Ротмистр догадался, что разговор идет о палаче. Подумал: «А сам-то поручик не верит ни в бога, ни в черта».

— Чернь он, хам, — скорбно вздохнул протоиерей. — На него не распространяется милость господня. Его душа уже обречена на вечное проклятье, — он перекрестился и пробормотал: — Господи Иисусе, сыне божий, помилуй нас, грешных!

— Кто этот, в красной рубахе? — поинтересовался Додаков.
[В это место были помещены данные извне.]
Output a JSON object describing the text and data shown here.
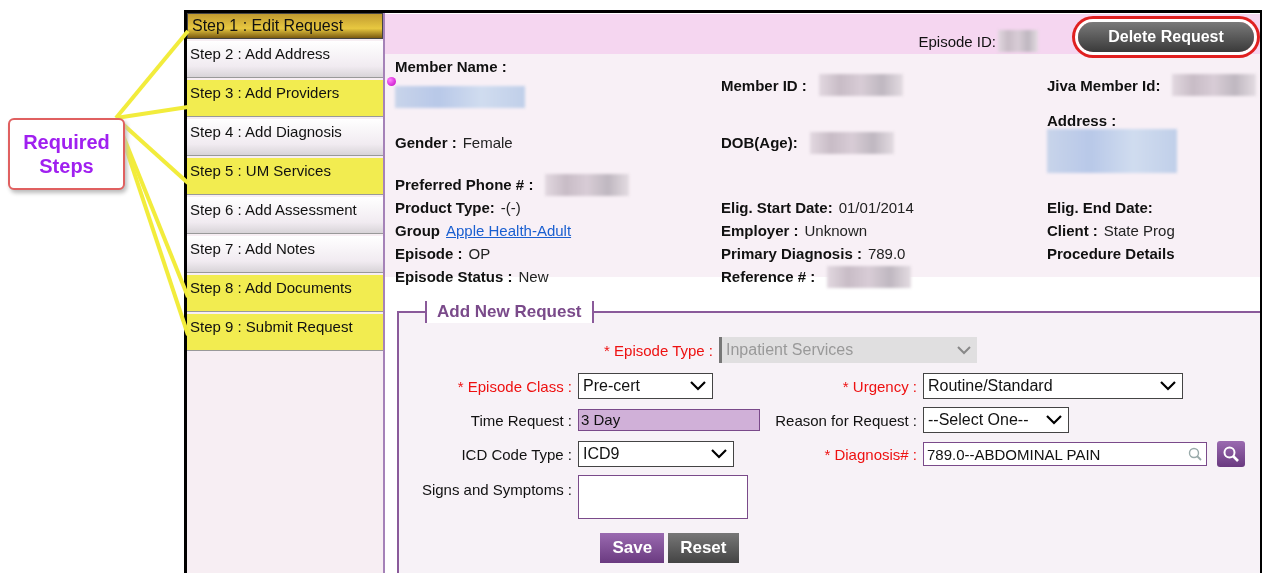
{
  "callout": {
    "text": "Required Steps"
  },
  "steps": [
    {
      "label": "Step 1 : Edit Request",
      "selected": true,
      "required": true
    },
    {
      "label": "Step 2 : Add Address",
      "selected": false,
      "required": false
    },
    {
      "label": "Step 3 : Add Providers",
      "selected": false,
      "required": true
    },
    {
      "label": "Step 4 : Add Diagnosis",
      "selected": false,
      "required": false
    },
    {
      "label": "Step 5 : UM Services",
      "selected": false,
      "required": true
    },
    {
      "label": "Step 6 : Add Assessment",
      "selected": false,
      "required": false
    },
    {
      "label": "Step 7 : Add Notes",
      "selected": false,
      "required": false
    },
    {
      "label": "Step 8 : Add Documents",
      "selected": false,
      "required": true
    },
    {
      "label": "Step 9 : Submit Request",
      "selected": false,
      "required": true
    }
  ],
  "header": {
    "episode_id_label": "Episode ID:",
    "delete_button": {
      "label": "Delete Request",
      "circled": true
    }
  },
  "info_rows": [
    {
      "left": {
        "label": "Member Name :",
        "blurred": true,
        "dot": true,
        "stacked": true
      },
      "middle": {
        "label": "Member ID :",
        "blurred": true
      },
      "right": {
        "label": "Jiva Member Id:",
        "blurred": true
      }
    },
    {
      "left": {
        "label": "Gender :",
        "value": "Female"
      },
      "middle": {
        "label": "DOB(Age):",
        "blurred": true
      },
      "right": {
        "label": "Address :",
        "blurred": true,
        "stacked": true
      }
    },
    {
      "left": {
        "label": "Preferred Phone # :",
        "blurred": true
      }
    },
    {
      "left": {
        "label": "Product Type:",
        "value": "-(-)"
      },
      "middle": {
        "label": "Elig. Start Date:",
        "value": "01/01/2014"
      },
      "right": {
        "label": "Elig. End Date:"
      }
    },
    {
      "left": {
        "label": "Group",
        "value": "Apple Health-Adult",
        "link": true
      },
      "middle": {
        "label": "Employer :",
        "value": "Unknown"
      },
      "right": {
        "label": "Client :",
        "value": "State Prog"
      }
    },
    {
      "left": {
        "label": "Episode :",
        "value": "OP"
      },
      "middle": {
        "label": "Primary Diagnosis :",
        "value": "789.0"
      },
      "right": {
        "label": "Procedure Details"
      }
    },
    {
      "left": {
        "label": "Episode Status :",
        "value": "New"
      },
      "middle": {
        "label": "Reference # :",
        "blurred": true
      }
    }
  ],
  "form": {
    "title": "Add New Request",
    "top_field": {
      "label": "* Episode Type :",
      "value": "Inpatient Services",
      "required": true,
      "disabled": true
    },
    "rows": [
      [
        {
          "kind": "select",
          "label": "* Episode Class :",
          "value": "Pre-cert",
          "required": true
        },
        {
          "kind": "select",
          "label": "* Urgency :",
          "value": "Routine/Standard",
          "required": true
        }
      ],
      [
        {
          "kind": "text",
          "label": "Time Request :",
          "value": "3 Day",
          "required": false
        },
        {
          "kind": "select",
          "label": "Reason for Request :",
          "value": "--Select One--",
          "required": false
        }
      ],
      [
        {
          "kind": "select",
          "label": "ICD Code Type :",
          "value": "ICD9",
          "required": false
        },
        {
          "kind": "search",
          "label": "* Diagnosis# :",
          "value": "789.0--ABDOMINAL PAIN",
          "required": true
        }
      ],
      [
        {
          "kind": "textarea",
          "label": "Signs and Symptoms :",
          "required": false
        }
      ]
    ],
    "buttons": [
      {
        "label": "Save",
        "kind": "primary"
      },
      {
        "label": "Reset",
        "kind": "secondary"
      }
    ]
  }
}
— Уголовник, вечник. А за эту работенку мерзавцу срок обещают скостить.

— А почему в маске?

— Правило. Для устрашения. И сам боится мести. Если узнают — свои же и пришьют. На воле убивай сколько влезет, а приговор в исполнение — ни-ни. Этика! Приходится подлеца в тюрьме в отдельной камера содержать и возить в отдельной каюте, как важную персону, — объяснил Петров и поинтересовался: — А правда, что Перовская была дочкой самого петербургского губернатора?

— Да.

— А повесили, — поручик сделал паузу и добавил: — Непонятно.

Додаков попытался проследить ход его мыслей. То, что казнили Софью Перовскую, — понятно: подняла руку на государя. А непонятно, почему царь помиловал эту... Нашлись высокие заступники или не захотел возбуждать разговоры в обществе?.. Государю видней.

И все же какой-то осадок, неудовлетворение, как от чего-то незавершенного, остались. «Неужели у меня нет никакого сострадания к ней? — подумал Виталий Павлович. — Просто, по-человечески?» Он даже не видел ее лицо: только высоко поднятые, подвязанные парусиновой лентой темные волосы. «И слава богу! — заставил себя подумать Додаков. — Не хватало еще смотреть на казнь женщины! — Почему-то он вспомнил Зинаиду Андреевну, ее белую, лебяжьи изогнутую над столом шею с россыпью родинок и мысиками темных волос, убегающих под кружево воротника. — Слава богу! Государь милосерден!..» Нет,  э т а  женщина его не интересовала. Тень. Так и уйдет в небытие, в вилюйские морозы или киргизские степи.